The duties of dental assistants include the following:

- Charting patient treatment - Disinfecting and sterilizing instruments - Making casts of teeth and temporary crowns - Managing the dental office - Passing the proper instruments to the dentist - Polishing the teeth - Preparing dental filling material - Preparing the patients for treatment - Processing dental x-ray film - Providing oral hygiene instruction - Taking impressions or models of teeth for study purposes

Although dental assistants are required to be graduates of accredited dental assisting training programs, they are not mandated to have national certification offered by the American Dental Assisting National Board.

Dental assistants work in clinics, dental laboratories, private dental offices, dental schools, hospitals, and other public health places. On average, the annual salary of dental assistants was 14.08 dollars per hour in 2006.

Dental Hygienists

Dental hygienists are focused on the following:

- Applying of preventive agents like fluorides and sealants to teeth - Educating about oral health care, oral health problems caused by diet or tobacco, selection of toothbrushes, use of dental floss, etc. - Evaluating patient's oral health - Exposing, processing, and interpreting dental x-ray films - Remove calculus deposits, plaques, and stains along the gum line

Dental hygienists are required to graduate from an accredited program. They are then eligible to take the state and national licensing exams. The state administers its own licensing examination, while the national exams are given by the American Dental Association.

After completing the licensing process, the title as Registered Dental Hygienist is given.

Dental Laboratory Technicians

A dental laboratory technician basically creates and repairs braces, bridges, crowns, dentures, and others using gold, silver, plastics, porcelain, and stainless steel according to the dentist's prescriptions

Dental technicians work in commercial dental laboratories, dental offices, dental supply companies, and research facilities.

Dental technicians are also not required to obtain certification from the National Board of Certification of the National Association of Dental Laboratories.

The median annual income of dental technicians during 2005 was cited to be 32,012 dollars.

Dentist

A dentist is titled as Doctor of Dental Surgery (DDS) or Doctor of Dental Medicine (DMD). A dentist is a general practitioner who supervises the work of dental assistants, dental hygienists, and dental laboratory technicians.

Dentists specialize in diagnosing, examining, preventing, and treating abnormalities, diseases, and injuries of gums, adjacent tissues, teeth, and structures of the mouth.

The American Dental Association named dental specialties for dentists:

- Endodontics or root canal therapy - Oral and maxillofacial surgery and radiology - Oral pathology, which studies mouth diseases - Orthodontics, which is the correction and prevention of poorly-positioned teeth - Pediatric dentistry - Periodontics, which is the treatment of the gums and bones of the mouth - Prosthodontics, or the making and applying of artificial teeth and dentures - Public health dentistry

Dentists work alone or in group practices.
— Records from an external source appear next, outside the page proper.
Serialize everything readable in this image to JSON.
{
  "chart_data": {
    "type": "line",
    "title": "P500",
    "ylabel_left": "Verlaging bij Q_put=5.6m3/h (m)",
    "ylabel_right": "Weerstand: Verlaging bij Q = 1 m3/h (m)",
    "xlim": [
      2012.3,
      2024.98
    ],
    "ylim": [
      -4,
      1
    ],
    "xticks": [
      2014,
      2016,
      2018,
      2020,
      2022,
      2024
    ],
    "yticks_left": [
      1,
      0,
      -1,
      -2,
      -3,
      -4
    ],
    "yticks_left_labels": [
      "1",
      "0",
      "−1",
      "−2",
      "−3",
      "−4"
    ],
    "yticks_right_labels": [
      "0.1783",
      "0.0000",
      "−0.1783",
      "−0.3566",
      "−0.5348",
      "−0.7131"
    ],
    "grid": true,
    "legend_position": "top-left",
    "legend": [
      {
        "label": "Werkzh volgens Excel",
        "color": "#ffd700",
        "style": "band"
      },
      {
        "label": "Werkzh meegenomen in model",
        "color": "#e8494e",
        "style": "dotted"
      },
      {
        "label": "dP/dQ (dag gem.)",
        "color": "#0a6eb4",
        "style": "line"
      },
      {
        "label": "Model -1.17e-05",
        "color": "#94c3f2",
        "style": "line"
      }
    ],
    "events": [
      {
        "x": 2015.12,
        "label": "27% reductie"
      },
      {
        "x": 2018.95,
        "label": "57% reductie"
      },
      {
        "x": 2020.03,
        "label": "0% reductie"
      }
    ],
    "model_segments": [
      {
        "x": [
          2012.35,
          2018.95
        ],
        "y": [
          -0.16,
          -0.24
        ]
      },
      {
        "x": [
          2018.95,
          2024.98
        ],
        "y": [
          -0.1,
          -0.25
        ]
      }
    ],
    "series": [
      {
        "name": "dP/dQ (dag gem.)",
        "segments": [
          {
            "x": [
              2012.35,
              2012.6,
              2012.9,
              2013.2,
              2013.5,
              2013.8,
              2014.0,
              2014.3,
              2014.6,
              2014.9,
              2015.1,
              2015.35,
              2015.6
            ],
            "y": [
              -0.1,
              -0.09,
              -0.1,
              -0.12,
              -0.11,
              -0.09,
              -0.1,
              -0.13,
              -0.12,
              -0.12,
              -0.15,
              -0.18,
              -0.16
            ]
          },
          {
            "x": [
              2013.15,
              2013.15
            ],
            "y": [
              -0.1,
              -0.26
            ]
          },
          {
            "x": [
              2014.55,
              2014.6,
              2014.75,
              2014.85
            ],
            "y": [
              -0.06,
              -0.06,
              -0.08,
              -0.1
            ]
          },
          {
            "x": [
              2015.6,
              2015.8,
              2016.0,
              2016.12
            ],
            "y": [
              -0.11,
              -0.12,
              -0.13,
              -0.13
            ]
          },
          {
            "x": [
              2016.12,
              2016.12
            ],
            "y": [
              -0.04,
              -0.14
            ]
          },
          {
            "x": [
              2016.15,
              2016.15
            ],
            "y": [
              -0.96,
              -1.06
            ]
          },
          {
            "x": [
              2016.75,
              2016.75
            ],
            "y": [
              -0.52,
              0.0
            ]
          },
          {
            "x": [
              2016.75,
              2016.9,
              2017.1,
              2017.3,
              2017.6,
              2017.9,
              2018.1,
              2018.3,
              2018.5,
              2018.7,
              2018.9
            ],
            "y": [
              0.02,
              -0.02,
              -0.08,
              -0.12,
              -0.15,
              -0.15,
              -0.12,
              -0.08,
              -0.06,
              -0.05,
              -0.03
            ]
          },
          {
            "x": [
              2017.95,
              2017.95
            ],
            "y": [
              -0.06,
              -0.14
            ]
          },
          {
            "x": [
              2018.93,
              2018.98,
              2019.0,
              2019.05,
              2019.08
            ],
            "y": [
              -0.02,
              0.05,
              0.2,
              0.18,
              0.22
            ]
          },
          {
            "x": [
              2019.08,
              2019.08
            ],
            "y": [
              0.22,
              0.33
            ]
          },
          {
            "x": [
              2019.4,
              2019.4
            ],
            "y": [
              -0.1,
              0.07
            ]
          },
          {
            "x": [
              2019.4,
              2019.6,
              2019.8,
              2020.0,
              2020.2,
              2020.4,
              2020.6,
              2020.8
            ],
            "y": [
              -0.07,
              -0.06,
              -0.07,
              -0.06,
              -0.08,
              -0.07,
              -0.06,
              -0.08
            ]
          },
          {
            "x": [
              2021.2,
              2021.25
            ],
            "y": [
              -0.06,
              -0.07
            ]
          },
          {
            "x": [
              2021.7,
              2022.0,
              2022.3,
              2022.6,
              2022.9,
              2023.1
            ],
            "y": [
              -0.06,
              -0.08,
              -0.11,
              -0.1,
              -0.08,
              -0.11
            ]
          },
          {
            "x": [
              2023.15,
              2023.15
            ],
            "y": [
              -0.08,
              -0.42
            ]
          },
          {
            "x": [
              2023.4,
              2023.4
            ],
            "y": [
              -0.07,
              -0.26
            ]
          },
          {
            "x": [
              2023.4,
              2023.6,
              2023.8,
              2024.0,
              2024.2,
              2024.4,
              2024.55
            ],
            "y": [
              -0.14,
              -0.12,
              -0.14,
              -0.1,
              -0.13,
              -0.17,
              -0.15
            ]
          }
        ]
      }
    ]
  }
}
They work in companies, dental clinics, hospitals and laboratories, and public health agencies. In 2006, the average salary of dentists ranged from 136,600 to 186,368 dollars.

Studying dental care and hygiene can be very expensive, and when you put up your own practice, you will have to spend much on equipment and staff. But if you really want to pursue that field, then go to a dental hygiene school that offers the specialty you want.